ホットクックは、材料を入れてボタンを押せば料理を任せられる便利な家電です。

ただ、数万円する調理家電なので、買ったあとに思っていたのと違った、結局使わなくなったという後悔だけは避けたいですよね。

購入前には手入れや洗い物は面倒ではないか、音やサイズは気にならないか、置き場所を確保できるかまで確認しておく必要があります。

味やレシピが合わず期待外れになった、時短じゃないと感じた、予約調理やWi-Fiが使いづらかった、故障時の負担が大きかったという不満もあります。

特に一人暮らしでは、価格対効果まで考えないとオーバースペックになりがちです。

とはいえ、ホットクックそのものが悪い家電というわけではありません。

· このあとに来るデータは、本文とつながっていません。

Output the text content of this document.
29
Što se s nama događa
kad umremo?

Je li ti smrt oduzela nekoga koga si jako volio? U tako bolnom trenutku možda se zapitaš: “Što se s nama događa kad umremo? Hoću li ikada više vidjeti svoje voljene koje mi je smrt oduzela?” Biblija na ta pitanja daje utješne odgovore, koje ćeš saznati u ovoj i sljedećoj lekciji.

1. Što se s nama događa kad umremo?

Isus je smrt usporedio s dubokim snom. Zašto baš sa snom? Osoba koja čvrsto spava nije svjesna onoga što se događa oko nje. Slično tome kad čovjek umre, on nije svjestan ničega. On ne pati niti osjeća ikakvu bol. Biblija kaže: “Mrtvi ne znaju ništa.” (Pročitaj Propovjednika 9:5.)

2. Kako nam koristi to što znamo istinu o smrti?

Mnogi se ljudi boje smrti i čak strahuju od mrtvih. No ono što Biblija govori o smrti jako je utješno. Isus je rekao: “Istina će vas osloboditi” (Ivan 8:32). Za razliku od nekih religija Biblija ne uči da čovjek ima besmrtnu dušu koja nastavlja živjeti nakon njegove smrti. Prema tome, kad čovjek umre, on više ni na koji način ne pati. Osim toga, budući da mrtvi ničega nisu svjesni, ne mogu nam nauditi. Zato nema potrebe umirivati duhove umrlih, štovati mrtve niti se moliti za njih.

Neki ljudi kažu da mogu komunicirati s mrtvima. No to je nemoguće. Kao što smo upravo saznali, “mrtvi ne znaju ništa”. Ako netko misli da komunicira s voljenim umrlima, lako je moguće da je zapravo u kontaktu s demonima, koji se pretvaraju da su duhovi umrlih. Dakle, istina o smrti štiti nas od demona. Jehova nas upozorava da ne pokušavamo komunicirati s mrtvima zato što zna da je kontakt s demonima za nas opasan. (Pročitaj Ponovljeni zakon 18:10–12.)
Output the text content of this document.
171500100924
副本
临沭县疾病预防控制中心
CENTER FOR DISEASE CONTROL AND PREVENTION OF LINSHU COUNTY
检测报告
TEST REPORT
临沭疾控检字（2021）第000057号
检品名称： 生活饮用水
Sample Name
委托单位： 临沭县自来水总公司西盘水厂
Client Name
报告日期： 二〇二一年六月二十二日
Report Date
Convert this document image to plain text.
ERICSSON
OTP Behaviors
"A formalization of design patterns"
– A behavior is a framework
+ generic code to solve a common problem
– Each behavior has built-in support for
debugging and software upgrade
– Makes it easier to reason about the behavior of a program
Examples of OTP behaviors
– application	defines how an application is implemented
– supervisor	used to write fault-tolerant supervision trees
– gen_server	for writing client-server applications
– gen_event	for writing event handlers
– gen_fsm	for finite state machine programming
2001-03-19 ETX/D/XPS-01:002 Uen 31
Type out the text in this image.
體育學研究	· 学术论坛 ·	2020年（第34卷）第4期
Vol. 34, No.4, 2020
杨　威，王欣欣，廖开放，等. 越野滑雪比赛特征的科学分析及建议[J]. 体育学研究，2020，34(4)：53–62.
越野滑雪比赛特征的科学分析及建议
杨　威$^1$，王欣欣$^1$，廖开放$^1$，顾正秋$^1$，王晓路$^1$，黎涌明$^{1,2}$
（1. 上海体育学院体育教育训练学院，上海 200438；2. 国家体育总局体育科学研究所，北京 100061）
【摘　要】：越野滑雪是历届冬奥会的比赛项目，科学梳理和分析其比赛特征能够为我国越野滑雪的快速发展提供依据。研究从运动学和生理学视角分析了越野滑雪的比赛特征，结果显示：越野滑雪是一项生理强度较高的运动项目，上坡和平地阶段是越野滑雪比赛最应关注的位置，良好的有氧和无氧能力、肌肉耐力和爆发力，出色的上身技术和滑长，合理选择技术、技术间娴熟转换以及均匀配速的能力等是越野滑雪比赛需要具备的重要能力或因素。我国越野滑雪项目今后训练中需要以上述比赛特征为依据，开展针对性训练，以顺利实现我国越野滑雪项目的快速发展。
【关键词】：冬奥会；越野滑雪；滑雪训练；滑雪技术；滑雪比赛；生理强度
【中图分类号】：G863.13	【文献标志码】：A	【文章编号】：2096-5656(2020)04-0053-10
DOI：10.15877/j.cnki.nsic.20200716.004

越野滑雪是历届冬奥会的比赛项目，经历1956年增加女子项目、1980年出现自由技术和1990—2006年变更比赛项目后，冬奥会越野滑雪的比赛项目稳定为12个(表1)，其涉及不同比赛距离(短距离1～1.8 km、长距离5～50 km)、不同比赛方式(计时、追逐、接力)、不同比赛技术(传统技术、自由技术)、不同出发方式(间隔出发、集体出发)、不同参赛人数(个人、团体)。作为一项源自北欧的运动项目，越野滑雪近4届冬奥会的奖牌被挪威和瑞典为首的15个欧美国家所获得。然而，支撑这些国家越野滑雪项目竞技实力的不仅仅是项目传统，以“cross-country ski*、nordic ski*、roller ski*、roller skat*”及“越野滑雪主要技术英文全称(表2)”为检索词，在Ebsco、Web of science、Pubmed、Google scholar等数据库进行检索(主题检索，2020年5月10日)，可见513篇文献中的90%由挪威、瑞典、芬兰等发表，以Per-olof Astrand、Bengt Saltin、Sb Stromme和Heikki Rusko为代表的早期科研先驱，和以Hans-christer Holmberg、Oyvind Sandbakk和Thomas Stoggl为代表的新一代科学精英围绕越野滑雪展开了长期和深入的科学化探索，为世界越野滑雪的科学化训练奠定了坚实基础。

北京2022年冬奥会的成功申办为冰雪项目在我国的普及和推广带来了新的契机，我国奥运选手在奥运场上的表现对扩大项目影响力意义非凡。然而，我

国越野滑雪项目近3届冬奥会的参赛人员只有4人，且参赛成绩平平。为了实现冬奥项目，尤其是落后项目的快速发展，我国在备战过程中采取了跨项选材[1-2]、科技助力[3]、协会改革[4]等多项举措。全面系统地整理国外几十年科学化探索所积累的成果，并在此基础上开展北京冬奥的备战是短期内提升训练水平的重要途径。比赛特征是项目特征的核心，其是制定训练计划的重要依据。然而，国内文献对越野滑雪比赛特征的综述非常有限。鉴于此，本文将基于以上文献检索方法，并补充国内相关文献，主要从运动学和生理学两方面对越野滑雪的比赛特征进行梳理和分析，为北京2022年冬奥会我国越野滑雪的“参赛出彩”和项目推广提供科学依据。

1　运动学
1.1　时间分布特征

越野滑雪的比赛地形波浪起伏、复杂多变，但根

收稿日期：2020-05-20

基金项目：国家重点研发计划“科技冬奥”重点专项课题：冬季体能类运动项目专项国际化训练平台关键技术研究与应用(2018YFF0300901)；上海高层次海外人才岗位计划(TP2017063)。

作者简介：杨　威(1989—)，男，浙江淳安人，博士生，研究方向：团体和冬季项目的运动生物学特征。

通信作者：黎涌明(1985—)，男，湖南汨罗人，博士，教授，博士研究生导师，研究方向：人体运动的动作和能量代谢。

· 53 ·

得意なのは、料理をすぐ完成させることではなく、加熱やかき混ぜを任せて自分の時間を取り戻すことです。

この記事では、後悔しやすいポイントを率直に整理し、あなたが買うべきか、やめておくべきかを判断できるように解説します。

この記事のポイント
  1. ホットクックで後悔しやすい具体的な理由
  2. 時短にならないと言われる本当の意味
  3. 人数や使い方に合ったモデルの選び方
  4. 買っていい人とやめておくべき人の違い

ホットクックで後悔する主な理由

ホットクックで後悔する主な理由
ホットクックで後悔する主な理由
  • 本体が大きく置き場所に困る
  • 調理時間は意外と短くならない
  • 下ごしらえの手間はなくならない
  • 洗う部品が多く手入れが面倒
  • 味や食感が好みに合わない

本体が大きく置き場所に困る

本体が大きく置き場所に困る

最初に確認してほしいのが置き場所です。

ホットクックは、写真で見るよりもかなり存在感があります。特に2.4Lモデルは、炊飯器をもう1台増やすような感覚で考えた方がいいですよ。

たとえば、KN-HW24Hは幅約34.5cm、奥行約30.5cm、高さ約25.6cm、重量は約6kgです。1.6LのKN-HW16Hでも幅約33cmあり、決して小さな家電ではありません。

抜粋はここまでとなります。